Sonu v. Haryana - A Clear Misstep
The Supreme Court had unequivocally upheld Anvar. Until now, when a bench of lesser strength in Sonu v. State of Haryana went ahead and relied exactly upon these concerns to deny the Appellants from raising the issue of the CDR not carrying a certificate under Section 65-B. The problem with the decision is simple. It is concerned by application of Anvar to pending appeals but at the same time it acknowledges that nowhere did the three judges in Anvar expressly say the ruling would only apply prospectively. The judges in Sonu go so far as to recommend that a proper bench ought to consider this in the future.
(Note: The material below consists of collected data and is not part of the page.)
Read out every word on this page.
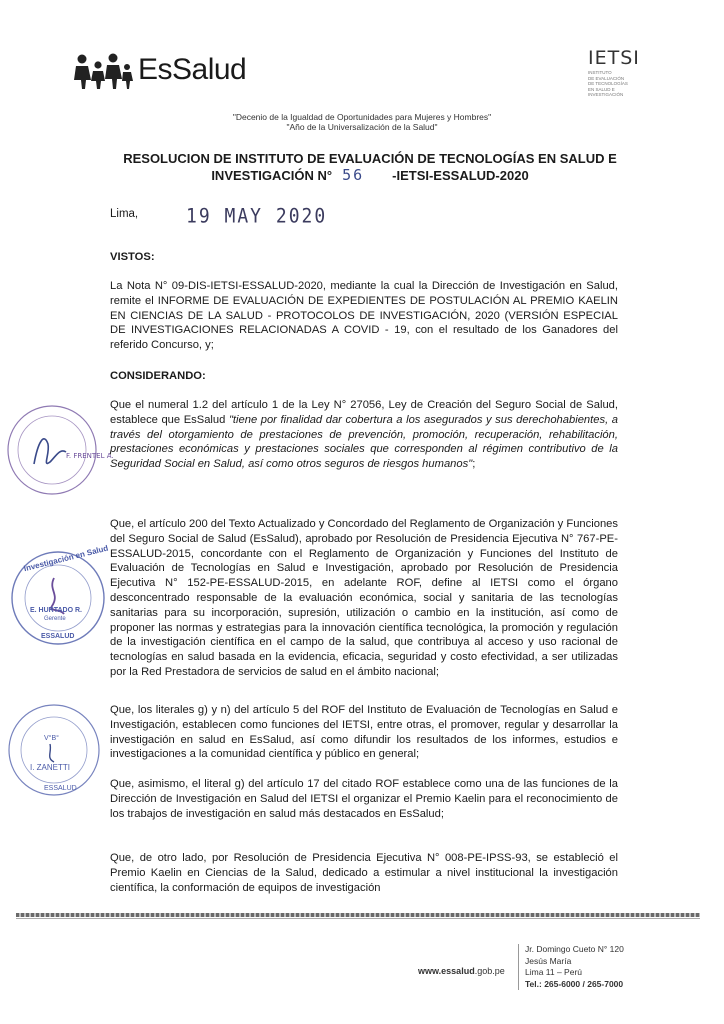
EsSalud	IETSI
INSTITUTO
DE EVALUACIÓN
DE TECNOLOGÍAS
EN SALUD E
INVESTIGACIÓN
"Decenio de la Igualdad de Oportunidades para Mujeres y Hombres"
"Año de la Universalización de la Salud"
RESOLUCION DE INSTITUTO DE EVALUACIÓN DE TECNOLOGÍAS EN SALUD E
INVESTIGACIÓN N° 56 -IETSI-ESSALUD-2020
Lima,	19 MAY 2020

VISTOS:

La Nota N° 09-DIS-IETSI-ESSALUD-2020, mediante la cual la Dirección de Investigación en Salud, remite el INFORME DE EVALUACIÓN DE EXPEDIENTES DE POSTULACIÓN AL PREMIO KAELIN EN CIENCIAS DE LA SALUD - PROTOCOLOS DE INVESTIGACIÓN, 2020 (VERSIÓN ESPECIAL DE INVESTIGACIONES RELACIONADAS A COVID - 19, con el resultado de los Ganadores del referido Concurso, y;

CONSIDERANDO:

Que el numeral 1.2 del artículo 1 de la Ley N° 27056, Ley de Creación del Seguro Social de Salud, establece que EsSalud "tiene por finalidad dar cobertura a los asegurados y sus derechohabientes, a través del otorgamiento de prestaciones de prevención, promoción, recuperación, rehabilitación, prestaciones económicas y prestaciones sociales que corresponden al régimen contributivo de la Seguridad Social en Salud, así como otros seguros de riesgos humanos";

Que, el artículo 200 del Texto Actualizado y Concordado del Reglamento de Organización y Funciones del Seguro Social de Salud (EsSalud), aprobado por Resolución de Presidencia Ejecutiva N° 767-PE-ESSALUD-2015, concordante con el Reglamento de Organización y Funciones del Instituto de Evaluación de Tecnologías en Salud e Investigación, aprobado por Resolución de Presidencia Ejecutiva N° 152-PE-ESSALUD-2015, en adelante ROF, define al IETSI como el órgano desconcentrado responsable de la evaluación económica, social y sanitaria de las tecnologías sanitarias para su incorporación, supresión, utilización o cambio en la institución, así como de proponer las normas y estrategias para la innovación científica tecnológica, la promoción y regulación de la investigación científica en el campo de la salud, que contribuya al acceso y uso racional de tecnologías en salud basada en la evidencia, eficacia, seguridad y costo efectividad, a ser utilizadas por la Red Prestadora de servicios de salud en el ámbito nacional;

Que, los literales g) y n) del artículo 5 del ROF del Instituto de Evaluación de Tecnologías en Salud e Investigación, establecen como funciones del IETSI, entre otras, el promover, regular y desarrollar la investigación en salud en EsSalud, así como difundir los resultados de los informes, estudios e investigaciones a la comunidad científica y público en general;

Que, asimismo, el literal g) del artículo 17 del citado ROF establece como una de las funciones de la Dirección de Investigación en Salud del IETSI el organizar el Premio Kaelin para el reconocimiento de los trabajos de investigación en salud más destacados en EsSalud;

Que, de otro lado, por Resolución de Presidencia Ejecutiva N° 008-PE-IPSS-93, se estableció el Premio Kaelin en Ciencias de la Salud, dedicado a estimular a nivel institucional la investigación científica, la conformación de equipos de investigación

F. FRENTEL A.
Investigación en Salud
E. HURTADO R.
Gerente
ESSALUD
V°B°
I. ZANETTI
ESSALUD
www.essalud.gob.pe
Jr. Domingo Cueto N° 120
Jesús María
Lima 11 – Perú
Tel.: 265-6000 / 265-7000
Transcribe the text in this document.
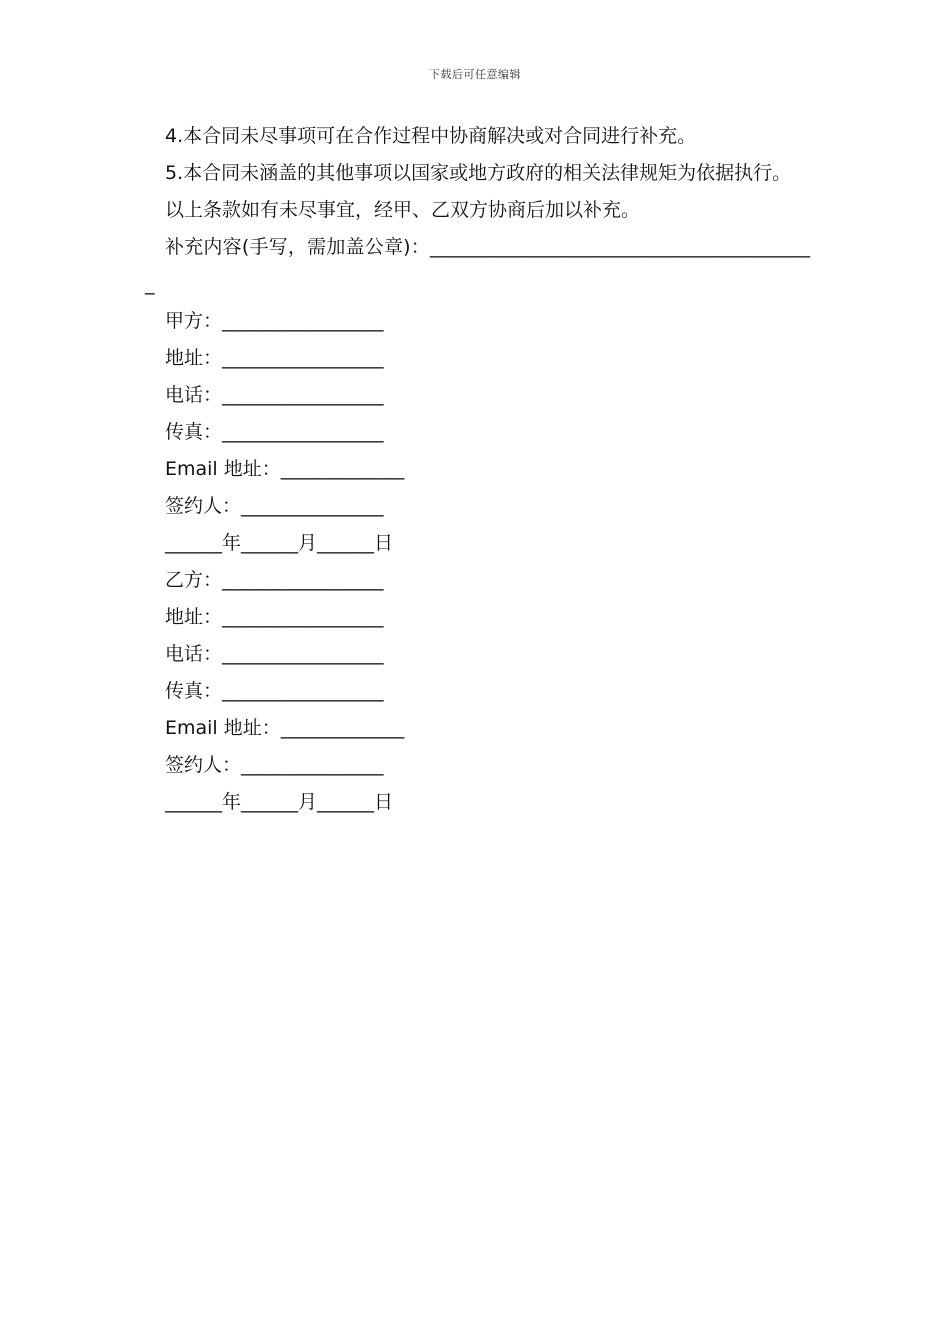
下载后可任意编辑

4.本合同未尽事项可在合作过程中协商解决或对合同进行补充。

5.本合同未涵盖的其他事项以国家或地方政府的相关法律规矩为依据执行。

以上条款如有未尽事宜，经甲、乙双方协商后加以补充。

补充内容(手写，需加盖公章)：_________________________________________

甲方：_________________

地址：_________________

电话：_________________

传真：_________________

Email 地址：_____________

签约人：_______________

______年______月______日

乙方：_________________

地址：_________________

电话：_________________

传真：_________________

Email 地址：_____________

签约人：_______________

______年______月______日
But then, despite knowing that their hands are tied, the two judges proceeded to dismiss the appeals by refusing to apply the law in Anvar.
The bench attempts to obfuscate this by engaging with a technical issue of how inadmissibility of evidence ought to be taken up during the appeals stage. There is a discussion about whether a CDR is a document inherently inadmissible in evidence, which the Court says it is not. The issue of certification for electronic records under Section 65-B is termed as an issue of the 'mode of proof', a procedural tic that the Appellants were required to flag during the trial itself, which they did not. Too bad, the Court says, and holds that they could not be permitted to do so now, when the final appeals were being heard.
Who are we fooling here? The three judges in Anvar in no uncertain terms held that the certification under Section 65-B went to the heart of the matter and prescribed it as the only mode of proof for such materials. Without a certificate this evidence was rendered inherently inadmissible. To conclude otherwise is a glaring error. In thinking that the Appellants chose not to raise this issue during trial, the judges here make another obvious misstep. The grounds for the Section 65-B admissibility issue here only arose were going to the Supreme Court, because Anvar changed the law in 2014.
Conclusion - Two Wrongs Don't Make a Right
The presence of that last part in Sonu v. Haryana where the Court calls for prospectively applying the decision in Anvar shows that the judges were aware of the problem and are concerned. Do I think that the decision in Anvar ought to have been made prospectively applicable in 2014? Yes. This Blog in 2014 had termed the application of Anvar to pending cases as unfair. But neither Parliament, nor the Supreme Court itself, decided to intervene and change this position. Today, by prejudicing Appellants for simply making the mistake of relying upon the position of the law that the Supreme Court gave us, only compounds the error. Not only immediately for the Appellants in Sonu, but for all the other pending trials and appeals across the country that will now certainly be affected and delayed because of these observations. The future does not look bright.